Suppose you have two colorless molecular liquids, one boiling at \(-84^{\circ} \mathrm{C}\), the other at \(34{ }^{\circ} \mathrm{C},\) and both at atmospheric pressure. Which of the following statements is correct? For each statement that is not correct, modify the statement so that it is correct. (a) The higher-boiling liquid has greater total intermolecular forces than the lower- boiling liquid. (b) The lower-boiling liquid must consist of nonpolar molecules. (c) The lower-boiling liquid has a lower molecular weight than the higher-boiling liquid. (d) The two liquids have identical vapor pressures at their normal boiling points. (e) \(\mathrm{At}-84{ }^{\circ} \mathrm{C}\) both liquids have vapor pressures of \(760 \mathrm{~mm} \mathrm{Hg}\).
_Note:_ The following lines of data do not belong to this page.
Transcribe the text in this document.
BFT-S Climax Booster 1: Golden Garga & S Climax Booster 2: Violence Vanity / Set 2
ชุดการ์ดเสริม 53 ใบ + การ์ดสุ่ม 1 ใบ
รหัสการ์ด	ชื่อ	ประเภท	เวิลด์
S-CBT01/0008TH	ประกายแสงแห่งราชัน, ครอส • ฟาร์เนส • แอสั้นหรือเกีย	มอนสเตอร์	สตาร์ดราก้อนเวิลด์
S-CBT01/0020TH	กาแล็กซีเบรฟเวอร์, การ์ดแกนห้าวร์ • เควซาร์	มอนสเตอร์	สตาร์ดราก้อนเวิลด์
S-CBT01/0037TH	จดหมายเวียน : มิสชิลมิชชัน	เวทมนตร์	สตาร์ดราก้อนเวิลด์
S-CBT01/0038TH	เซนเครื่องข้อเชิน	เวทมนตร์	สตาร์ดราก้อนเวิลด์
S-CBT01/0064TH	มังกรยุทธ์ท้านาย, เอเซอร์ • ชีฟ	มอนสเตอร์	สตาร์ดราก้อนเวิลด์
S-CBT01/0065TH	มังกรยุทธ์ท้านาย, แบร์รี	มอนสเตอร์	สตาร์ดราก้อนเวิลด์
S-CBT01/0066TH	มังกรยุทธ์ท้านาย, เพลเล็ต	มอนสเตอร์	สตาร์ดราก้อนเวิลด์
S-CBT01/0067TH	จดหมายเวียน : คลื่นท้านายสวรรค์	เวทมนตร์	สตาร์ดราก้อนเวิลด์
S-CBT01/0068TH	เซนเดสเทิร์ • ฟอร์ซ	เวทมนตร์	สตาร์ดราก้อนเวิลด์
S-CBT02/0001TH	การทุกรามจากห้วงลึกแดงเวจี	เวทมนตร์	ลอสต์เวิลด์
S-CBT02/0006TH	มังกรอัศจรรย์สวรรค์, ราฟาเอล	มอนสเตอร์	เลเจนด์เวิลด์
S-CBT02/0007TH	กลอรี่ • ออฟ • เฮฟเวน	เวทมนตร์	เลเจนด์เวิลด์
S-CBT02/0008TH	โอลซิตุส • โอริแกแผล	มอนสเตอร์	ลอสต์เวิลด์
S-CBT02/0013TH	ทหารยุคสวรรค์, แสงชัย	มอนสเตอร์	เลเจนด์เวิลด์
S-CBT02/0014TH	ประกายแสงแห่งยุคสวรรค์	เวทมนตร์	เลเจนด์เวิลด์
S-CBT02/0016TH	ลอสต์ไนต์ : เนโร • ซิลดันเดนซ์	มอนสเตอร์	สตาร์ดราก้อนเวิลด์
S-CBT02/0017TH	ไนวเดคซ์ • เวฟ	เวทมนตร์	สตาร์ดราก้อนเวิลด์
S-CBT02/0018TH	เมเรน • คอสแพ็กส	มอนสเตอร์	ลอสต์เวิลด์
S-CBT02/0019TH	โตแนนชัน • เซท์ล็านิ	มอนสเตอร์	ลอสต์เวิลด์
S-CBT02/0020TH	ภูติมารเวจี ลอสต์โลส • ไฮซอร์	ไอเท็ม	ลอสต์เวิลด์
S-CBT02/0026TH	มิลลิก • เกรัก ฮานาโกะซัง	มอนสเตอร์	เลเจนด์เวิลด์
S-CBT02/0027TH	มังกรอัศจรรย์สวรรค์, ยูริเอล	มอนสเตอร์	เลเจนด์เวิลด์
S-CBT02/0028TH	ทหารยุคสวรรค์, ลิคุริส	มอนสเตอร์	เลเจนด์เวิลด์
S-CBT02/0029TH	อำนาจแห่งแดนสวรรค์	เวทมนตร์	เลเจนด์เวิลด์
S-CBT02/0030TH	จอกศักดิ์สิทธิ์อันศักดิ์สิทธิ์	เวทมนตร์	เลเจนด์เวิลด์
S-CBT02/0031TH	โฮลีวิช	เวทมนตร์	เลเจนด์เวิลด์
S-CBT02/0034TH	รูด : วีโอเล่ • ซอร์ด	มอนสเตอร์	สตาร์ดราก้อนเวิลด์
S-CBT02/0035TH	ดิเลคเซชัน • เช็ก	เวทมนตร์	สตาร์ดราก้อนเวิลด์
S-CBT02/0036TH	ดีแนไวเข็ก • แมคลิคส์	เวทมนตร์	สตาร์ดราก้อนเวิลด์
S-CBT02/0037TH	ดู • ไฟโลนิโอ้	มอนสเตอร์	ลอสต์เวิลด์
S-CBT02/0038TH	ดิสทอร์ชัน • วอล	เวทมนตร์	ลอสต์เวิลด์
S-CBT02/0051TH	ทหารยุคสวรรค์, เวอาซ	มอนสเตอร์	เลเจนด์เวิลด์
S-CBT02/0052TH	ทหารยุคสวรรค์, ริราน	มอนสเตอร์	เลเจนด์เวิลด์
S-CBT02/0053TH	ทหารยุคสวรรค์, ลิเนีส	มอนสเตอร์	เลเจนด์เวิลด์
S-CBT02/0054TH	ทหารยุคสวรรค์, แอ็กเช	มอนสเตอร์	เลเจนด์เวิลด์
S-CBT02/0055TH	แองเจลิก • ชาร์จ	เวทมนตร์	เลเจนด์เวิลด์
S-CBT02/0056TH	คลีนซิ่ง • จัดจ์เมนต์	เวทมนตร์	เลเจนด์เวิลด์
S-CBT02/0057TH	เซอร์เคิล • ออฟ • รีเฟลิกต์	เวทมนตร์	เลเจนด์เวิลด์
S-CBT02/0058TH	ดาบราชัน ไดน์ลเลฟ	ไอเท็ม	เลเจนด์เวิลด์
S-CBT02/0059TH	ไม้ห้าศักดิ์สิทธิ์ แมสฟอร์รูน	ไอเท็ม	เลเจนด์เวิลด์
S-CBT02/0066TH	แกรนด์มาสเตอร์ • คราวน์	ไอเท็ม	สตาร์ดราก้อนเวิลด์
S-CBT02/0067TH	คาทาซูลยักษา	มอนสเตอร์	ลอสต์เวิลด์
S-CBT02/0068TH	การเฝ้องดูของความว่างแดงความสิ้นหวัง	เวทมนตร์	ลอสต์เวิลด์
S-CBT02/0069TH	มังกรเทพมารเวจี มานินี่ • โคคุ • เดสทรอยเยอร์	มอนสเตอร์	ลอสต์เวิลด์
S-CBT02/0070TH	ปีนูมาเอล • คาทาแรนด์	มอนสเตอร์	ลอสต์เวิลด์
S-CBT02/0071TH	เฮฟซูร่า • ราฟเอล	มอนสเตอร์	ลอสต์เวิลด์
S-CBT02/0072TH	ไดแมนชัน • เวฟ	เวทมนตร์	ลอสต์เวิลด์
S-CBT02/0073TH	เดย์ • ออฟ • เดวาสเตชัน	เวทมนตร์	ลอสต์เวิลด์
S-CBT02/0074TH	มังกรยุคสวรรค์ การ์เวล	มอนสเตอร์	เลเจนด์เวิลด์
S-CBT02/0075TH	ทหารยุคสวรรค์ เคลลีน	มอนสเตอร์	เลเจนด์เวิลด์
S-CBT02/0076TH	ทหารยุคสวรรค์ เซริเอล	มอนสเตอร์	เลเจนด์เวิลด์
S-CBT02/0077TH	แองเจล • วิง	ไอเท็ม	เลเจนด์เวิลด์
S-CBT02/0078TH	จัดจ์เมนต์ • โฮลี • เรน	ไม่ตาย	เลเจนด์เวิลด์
At \(25^{\circ} \mathrm{C}\) gallium is a solid with a density of \(5.91 \mathrm{~g} / \mathrm{cm}^{3}\). Its melting point, \(29.8{ }^{\circ} \mathrm{C},\) is low enough that you can melt it by holding it in your hand. The density of liquid gallium just above the melting point is \(6.1 \mathrm{~g} / \mathrm{cm}^{3} .\) Based on this information, what unusual feature would you expect to find in the phase diagram of gallium?